Google Woos App Publishers

March 1st, 2011 08:59

Google Inc. undercut the recent app subscription model offered by Apple Inc., opening a payment system for digital content that will allow publishers retain a bigger share of revenues than from the rival service launched by Apple earlier.

Google’s new One Pass service is designed to allow consumers to pay for access to multiple publications on the Web and across a range of mobile platforms. It also gives content owners greater control of customer data.

The initiative follows Apple’s new subscription service for content sold through its iPhone and iPad devices, an offering that upset some publishers. Apple would collect a 30% revenue share on sales of subscriptions in its iTunes App Store.

Google explained that its rival One Pass service will charge Android content publishers 10% of revenue from sales; give them the freedom to establish prices and give them more control over customer data.

“The publisher is the merchant of record,” said Google Chief Executive Eric Schmidt in Berlin on Wednesday. “We don’t prevent you from knowing, if you’re a publisher, who your customers are, like some other people do,” he said, a tacit reference to Apple.

Mr.

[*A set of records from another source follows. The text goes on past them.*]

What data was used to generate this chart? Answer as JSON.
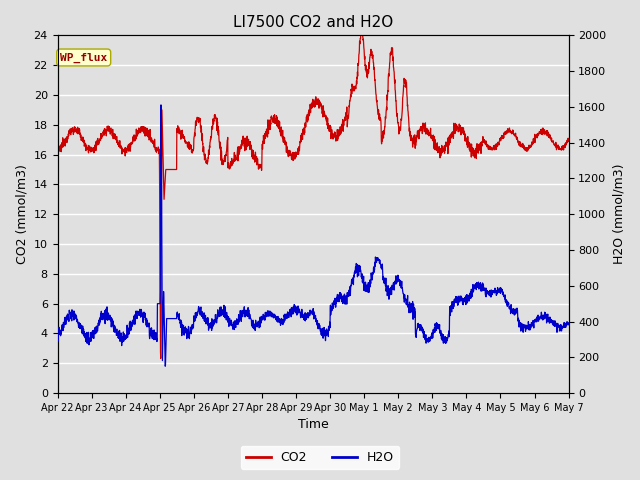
{
  "title": "LI7500 CO2 and H2O",
  "xlabel": "Time",
  "ylabel_left": "CO2 (mmol/m3)",
  "ylabel_right": "H2O (mmol/m3)",
  "ylim_left": [
    0,
    24
  ],
  "ylim_right": [
    0,
    2000
  ],
  "yticks_left": [
    0,
    2,
    4,
    6,
    8,
    10,
    12,
    14,
    16,
    18,
    20,
    22,
    24
  ],
  "yticks_right": [
    0,
    200,
    400,
    600,
    800,
    1000,
    1200,
    1400,
    1600,
    1800,
    2000
  ],
  "fig_bg_color": "#e0e0e0",
  "plot_bg_color": "#e0e0e0",
  "grid_color": "#ffffff",
  "co2_color": "#cc0000",
  "h2o_color": "#0000cc",
  "annotation_text": "WP_flux",
  "annotation_color": "#990000",
  "annotation_bg": "#ffffcc",
  "annotation_border": "#aaaa00",
  "x_tick_labels": [
    "Apr 22",
    "Apr 23",
    "Apr 24",
    "Apr 25",
    "Apr 26",
    "Apr 27",
    "Apr 28",
    "Apr 29",
    "Apr 30",
    "May 1",
    "May 2",
    "May 3",
    "May 4",
    "May 5",
    "May 6",
    "May 7"
  ],
  "legend_co2_label": "CO2",
  "legend_h2o_label": "H2O",
  "title_fontsize": 11,
  "axis_label_fontsize": 9,
  "tick_fontsize": 8,
  "xtick_fontsize": 7
}
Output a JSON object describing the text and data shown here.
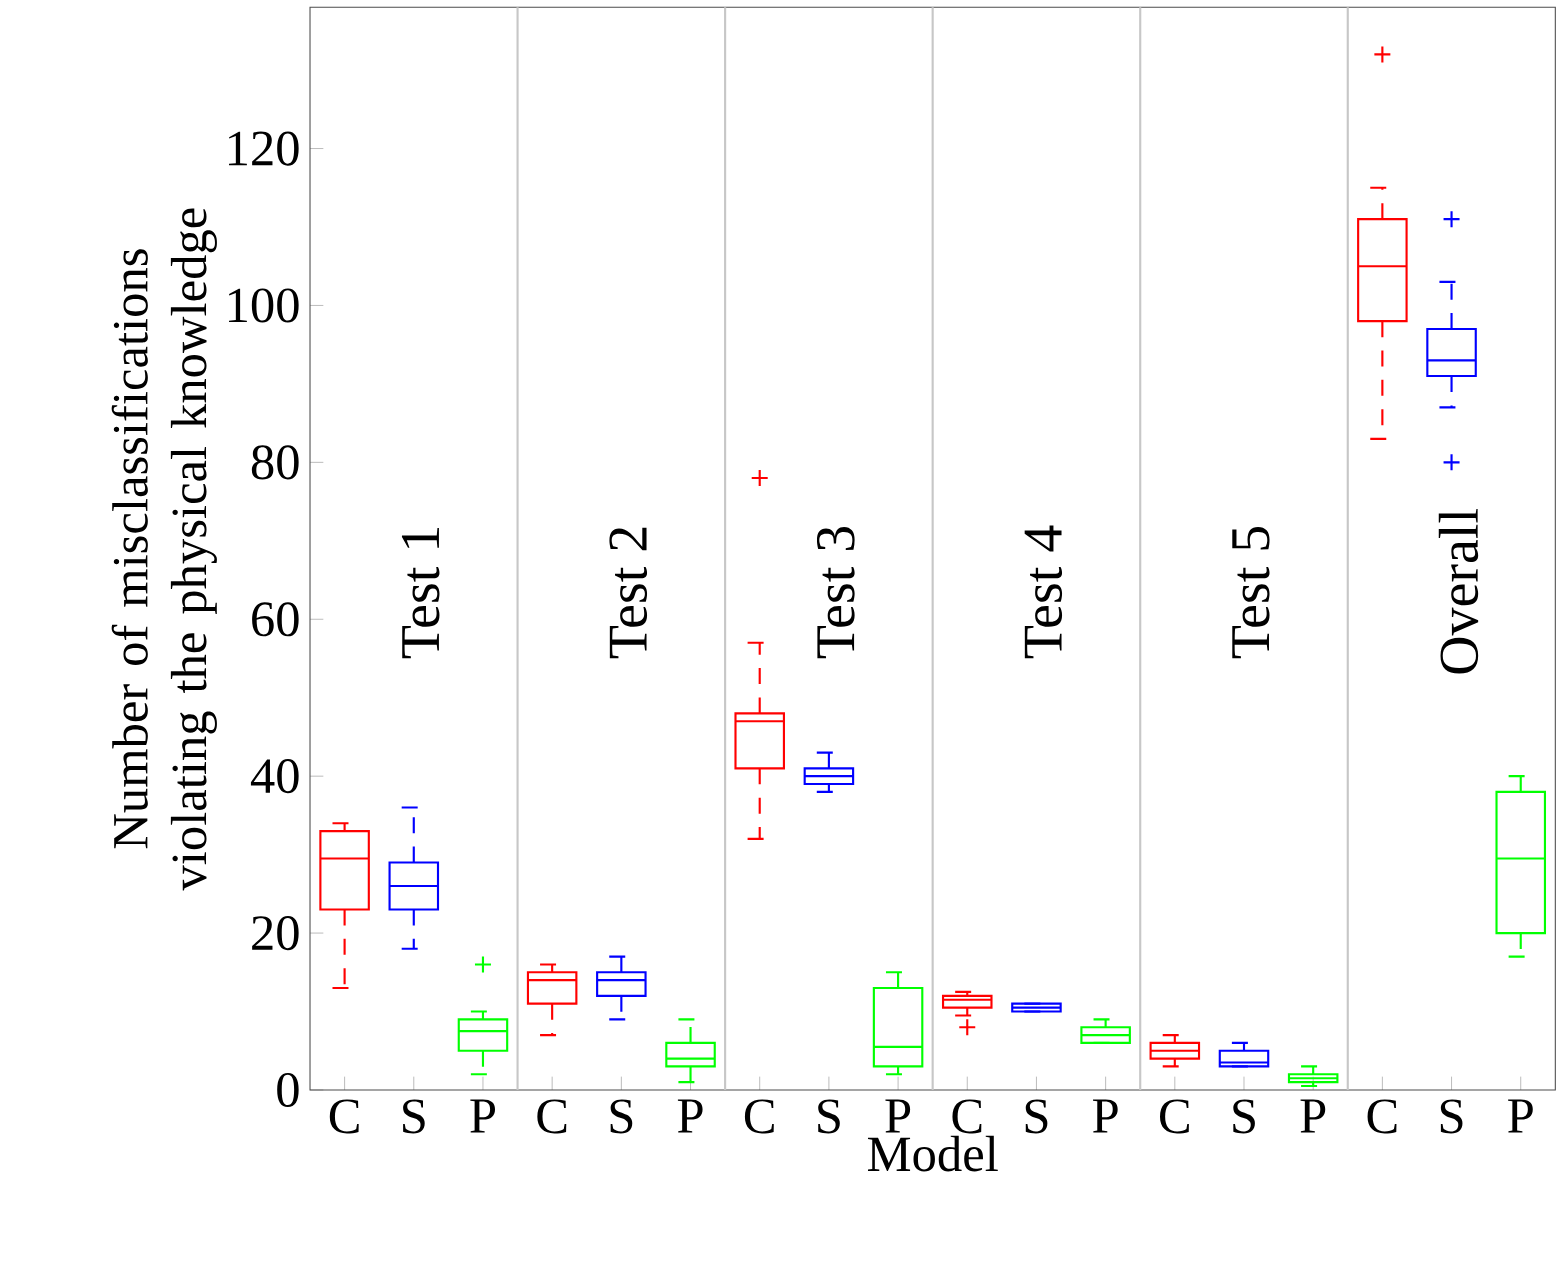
{
  "chart_data": {
    "type": "box",
    "xlabel": "Model",
    "ylabel": "Number of misclassifications violating the physical knowledge",
    "categories": [
      "C",
      "S",
      "P",
      "C",
      "S",
      "P",
      "C",
      "S",
      "P",
      "C",
      "S",
      "P",
      "C",
      "S",
      "P",
      "C",
      "S",
      "P"
    ],
    "ylim": [
      0,
      138
    ],
    "yticks": [
      0,
      20,
      40,
      60,
      80,
      100,
      120
    ],
    "series": [
      {
        "color": "#ff0000",
        "boxes": [
          {
            "low": 13,
            "q1": 23,
            "median": 29.5,
            "q3": 33,
            "high": 34
          },
          null,
          null,
          {
            "low": 7,
            "q1": 11,
            "median": 14,
            "q3": 15,
            "high": 16
          },
          null,
          null,
          {
            "low": 32,
            "q1": 41,
            "median": 47,
            "q3": 48,
            "high": 57,
            "outliers": [
              78
            ]
          },
          null,
          null,
          {
            "low": 9.5,
            "q1": 10.5,
            "median": 11.5,
            "q3": 12,
            "high": 12.5,
            "outliers": [
              8
            ]
          },
          null,
          null,
          {
            "low": 3,
            "q1": 4,
            "median": 5,
            "q3": 6,
            "high": 7
          },
          null,
          null,
          {
            "low": 83,
            "q1": 98,
            "median": 105,
            "q3": 111,
            "high": 115,
            "outliers": [
              132
            ]
          },
          null,
          null
        ]
      },
      {
        "color": "#0000ff",
        "boxes": [
          null,
          {
            "low": 18,
            "q1": 23,
            "median": 26,
            "q3": 29,
            "high": 36
          },
          null,
          null,
          {
            "low": 9,
            "q1": 12,
            "median": 14,
            "q3": 15,
            "high": 17
          },
          null,
          null,
          {
            "low": 38,
            "q1": 39,
            "median": 40,
            "q3": 41,
            "high": 43
          },
          null,
          null,
          {
            "low": 10,
            "q1": 10,
            "median": 10.5,
            "q3": 11,
            "high": 11
          },
          null,
          null,
          {
            "low": 3,
            "q1": 3,
            "median": 3.5,
            "q3": 5,
            "high": 6
          },
          null,
          null,
          {
            "low": 87,
            "q1": 91,
            "median": 93,
            "q3": 97,
            "high": 103,
            "outliers": [
              111,
              80
            ]
          },
          null
        ]
      },
      {
        "color": "#00ff00",
        "boxes": [
          null,
          null,
          {
            "low": 2,
            "q1": 5,
            "median": 7.5,
            "q3": 9,
            "high": 10,
            "outliers": [
              16
            ]
          },
          null,
          null,
          {
            "low": 1,
            "q1": 3,
            "median": 4,
            "q3": 6,
            "high": 9
          },
          null,
          null,
          {
            "low": 2,
            "q1": 3,
            "median": 5.5,
            "q3": 13,
            "high": 15
          },
          null,
          null,
          {
            "low": 6,
            "q1": 6,
            "median": 7,
            "q3": 8,
            "high": 9
          },
          null,
          null,
          {
            "low": 0.5,
            "q1": 1,
            "median": 1.5,
            "q3": 2,
            "high": 3
          },
          null,
          null,
          {
            "low": 17,
            "q1": 20,
            "median": 29.5,
            "q3": 38,
            "high": 40
          }
        ]
      }
    ],
    "annotations": [
      "Test 1",
      "Test 2",
      "Test 3",
      "Test 4",
      "Test 5",
      "Overall"
    ]
  }
}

Schmidt added that Google’s “intention is for publishers to make all the money.” The 10% fee "roughly covers our costs,” he said.

Google’s move will intensify the rivalry between the two Silicon Valley giants in the booming market for smartphones, tablets and other devices. Apple has dominated the high-end of the market with its iPad and iPhone, but devices that operate on Google’s Android operating system have gained market share in terms of global quarterly shipments.

In an interview, Madhav Chinnappa, Google’s head of news partnerships for Europe, Middle East and Africa, said Wednesday’s move had been planned for weeks and it was a “coincidence of timing” that the news came a day after Apple’s news.